Fourth Sunday of Easter in Year C (Saler16)

A Trinitarian / Ecclesial Tapestry  Robert Saler reflects on living into the economy of trinity and church.

Care for Creation Commentary on the Revised Common Lectionary

Readings for the Fourth Sunday of Easter, Year C (2016, 2019, 2022, 2025)
Acts 9:36-43
Psalm 23
Revelation 7:9-17
John 10:22-30

The Acts 9 reading for today is a clear instance of how the logic of Acts’ depiction of the early church works. In what we would today call a “callback” to Luke 8, Peter resurrects a woman who has died—in this case, a disciple of Jesus. Meanwhile, in the John reading, Jesus has a plain occasion against his opponents to state—in the high Christological fashion characteristic of that gospel—the plain fact of his literal identity with the Father: “the Father and I are one.”

Taken together, the readings weave a sort of Trinitarian/ecclesial tapestry. What is the point of the Trinity? It is that the character of Jesus reveals the character of God. William Placher, the late professor of theology at Wabash College, was fond of telling a poignant story wherein he was at the bedside of a dying woman. Turning to him as her resident theology expert, she said to him, “Bill, I just have one question. Is God really like Jesus?” As this dying woman prepared to meet the God whom she had worshipped most of her life in church, her main question was whether the character of that God is trustworthily revealed in what we know of Jesus from the gospel accounts. The point of Trinitarian theology, behind all of its metaphysical nuances and exegetical subtlety, is really to be able to give a “yes” answer to that question.

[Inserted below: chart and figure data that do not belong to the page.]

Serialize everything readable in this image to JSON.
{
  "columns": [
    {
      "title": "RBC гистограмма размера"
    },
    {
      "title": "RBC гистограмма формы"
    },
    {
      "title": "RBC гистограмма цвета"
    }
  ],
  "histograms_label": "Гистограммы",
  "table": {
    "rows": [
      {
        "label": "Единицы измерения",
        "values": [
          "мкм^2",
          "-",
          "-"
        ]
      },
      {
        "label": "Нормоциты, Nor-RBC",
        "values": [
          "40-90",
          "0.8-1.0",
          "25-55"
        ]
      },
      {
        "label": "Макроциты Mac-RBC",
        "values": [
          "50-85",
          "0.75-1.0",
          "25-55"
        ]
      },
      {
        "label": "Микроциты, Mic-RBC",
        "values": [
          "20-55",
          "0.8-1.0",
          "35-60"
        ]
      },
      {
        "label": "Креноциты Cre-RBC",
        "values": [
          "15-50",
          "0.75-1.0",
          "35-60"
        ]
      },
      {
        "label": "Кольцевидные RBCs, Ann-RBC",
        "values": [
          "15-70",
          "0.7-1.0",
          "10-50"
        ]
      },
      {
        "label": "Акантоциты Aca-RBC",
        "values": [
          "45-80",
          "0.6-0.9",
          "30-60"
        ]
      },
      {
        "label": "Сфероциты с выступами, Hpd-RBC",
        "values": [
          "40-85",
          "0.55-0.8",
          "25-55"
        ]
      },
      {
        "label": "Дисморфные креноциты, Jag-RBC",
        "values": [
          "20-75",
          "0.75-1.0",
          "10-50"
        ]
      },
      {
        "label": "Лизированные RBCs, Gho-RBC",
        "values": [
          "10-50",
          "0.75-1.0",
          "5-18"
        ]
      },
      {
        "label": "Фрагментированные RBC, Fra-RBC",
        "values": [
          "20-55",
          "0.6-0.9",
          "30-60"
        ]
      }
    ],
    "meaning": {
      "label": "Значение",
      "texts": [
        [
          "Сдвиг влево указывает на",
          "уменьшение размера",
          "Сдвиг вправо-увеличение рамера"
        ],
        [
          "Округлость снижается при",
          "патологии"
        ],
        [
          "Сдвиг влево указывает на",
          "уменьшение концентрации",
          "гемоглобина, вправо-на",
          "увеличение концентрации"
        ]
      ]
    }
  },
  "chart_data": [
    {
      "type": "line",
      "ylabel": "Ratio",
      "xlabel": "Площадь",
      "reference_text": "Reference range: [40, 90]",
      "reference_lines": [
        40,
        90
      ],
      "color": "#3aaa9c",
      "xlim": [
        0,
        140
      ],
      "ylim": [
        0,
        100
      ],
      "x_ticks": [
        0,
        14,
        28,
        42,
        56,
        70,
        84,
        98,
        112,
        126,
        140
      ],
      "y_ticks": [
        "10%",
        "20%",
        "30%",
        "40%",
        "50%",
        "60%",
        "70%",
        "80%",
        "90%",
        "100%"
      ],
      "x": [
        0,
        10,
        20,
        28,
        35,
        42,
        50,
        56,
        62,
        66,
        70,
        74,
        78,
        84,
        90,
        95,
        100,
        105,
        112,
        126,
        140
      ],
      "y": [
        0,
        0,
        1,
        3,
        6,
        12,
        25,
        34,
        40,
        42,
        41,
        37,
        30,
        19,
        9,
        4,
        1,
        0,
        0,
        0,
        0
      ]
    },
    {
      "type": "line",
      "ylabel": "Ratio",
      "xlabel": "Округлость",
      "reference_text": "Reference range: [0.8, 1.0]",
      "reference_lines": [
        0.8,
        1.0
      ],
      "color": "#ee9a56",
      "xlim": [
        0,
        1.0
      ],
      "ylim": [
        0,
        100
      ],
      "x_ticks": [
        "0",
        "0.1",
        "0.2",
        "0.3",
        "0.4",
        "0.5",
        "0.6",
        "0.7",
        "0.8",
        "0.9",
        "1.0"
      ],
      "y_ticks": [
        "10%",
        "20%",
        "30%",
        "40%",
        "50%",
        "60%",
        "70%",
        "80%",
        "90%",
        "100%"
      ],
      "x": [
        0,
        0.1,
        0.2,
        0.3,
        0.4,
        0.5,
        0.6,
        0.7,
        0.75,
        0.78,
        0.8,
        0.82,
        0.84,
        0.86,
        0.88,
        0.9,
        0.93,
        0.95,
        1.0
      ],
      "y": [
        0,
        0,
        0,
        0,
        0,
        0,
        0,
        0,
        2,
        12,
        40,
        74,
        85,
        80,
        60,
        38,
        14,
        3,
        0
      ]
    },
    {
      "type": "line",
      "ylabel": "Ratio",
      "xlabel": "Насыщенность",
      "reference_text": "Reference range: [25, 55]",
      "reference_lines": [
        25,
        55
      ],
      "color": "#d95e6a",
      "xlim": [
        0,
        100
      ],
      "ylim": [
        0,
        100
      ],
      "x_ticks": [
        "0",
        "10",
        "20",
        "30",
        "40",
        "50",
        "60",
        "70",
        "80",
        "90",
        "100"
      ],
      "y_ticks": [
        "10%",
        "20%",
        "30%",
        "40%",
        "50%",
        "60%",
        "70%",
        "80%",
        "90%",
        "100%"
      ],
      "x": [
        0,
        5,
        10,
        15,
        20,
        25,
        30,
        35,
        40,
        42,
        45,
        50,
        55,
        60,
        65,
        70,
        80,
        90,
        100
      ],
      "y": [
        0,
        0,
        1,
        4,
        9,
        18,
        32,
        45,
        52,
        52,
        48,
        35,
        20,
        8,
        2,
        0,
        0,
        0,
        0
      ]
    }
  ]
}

And if Jesus truly reveals the character of God, then the point of the parallelism between the Jesus of the Gospels and the early church in the book of Acts is to continue that symmetry and identity even further. Jesus is really like God, and when the church is at its best, it is “really like” Jesus. Jesus suffers on the cross: this event has implications in the life of God, and it creates a church that is willing to suffer rather than dominate (at least, at its best!). The church has, clearly, failed spectacularly at various points in history to live into this symmetry—and indeed, no more so than when the church is powerful on cultural and political terms. But the vision is still present, and it still finds embodiment in countless (largely anonymous) works of care and humility throughout time and space. As the theologian Bruce Marshall has stated, the church is not a by-product of the gospel; the church is part of the gospel itself. The real body of Jesus of Nazareth gives way to the real body of Christ formed by the church community acting in the name and Spirit of Jesus.

For those engaged in the work of creation care, then, this Sunday is a chance to reflect on what it means to live into this symmetry in a world imperiled by our radical failures to live lives of love, healing, and reconciliation. If, as activists say, “the master’s tools cannot dismantle the master’s house,” then environmental activists cannot actively mimic the ways of domination that got our planet into its mess. This is not to say that we do not occasionally engage in leveraging power through community organization, politics, etc.—indeed, those are crucial parts of environmental activism. But the church’s role is to ground such action in a broader economy of God’s salvation such that people look to the church’s action and see in it the sort of logic that drove the early church to model itself upon a crucified and resurrected Galilean peasant.

If Jesus truly shows God, and the church truly shows Jesus, then how does the church go about the work of healing creation as Jesus did? What implications does this have for particularly Christian modes of environmental action, even as part of that answer surely involves solidarity with non-Christians? This Sunday is a rich time to reflect on these questions in robustly Trinitarian, ecclesially rich fashion.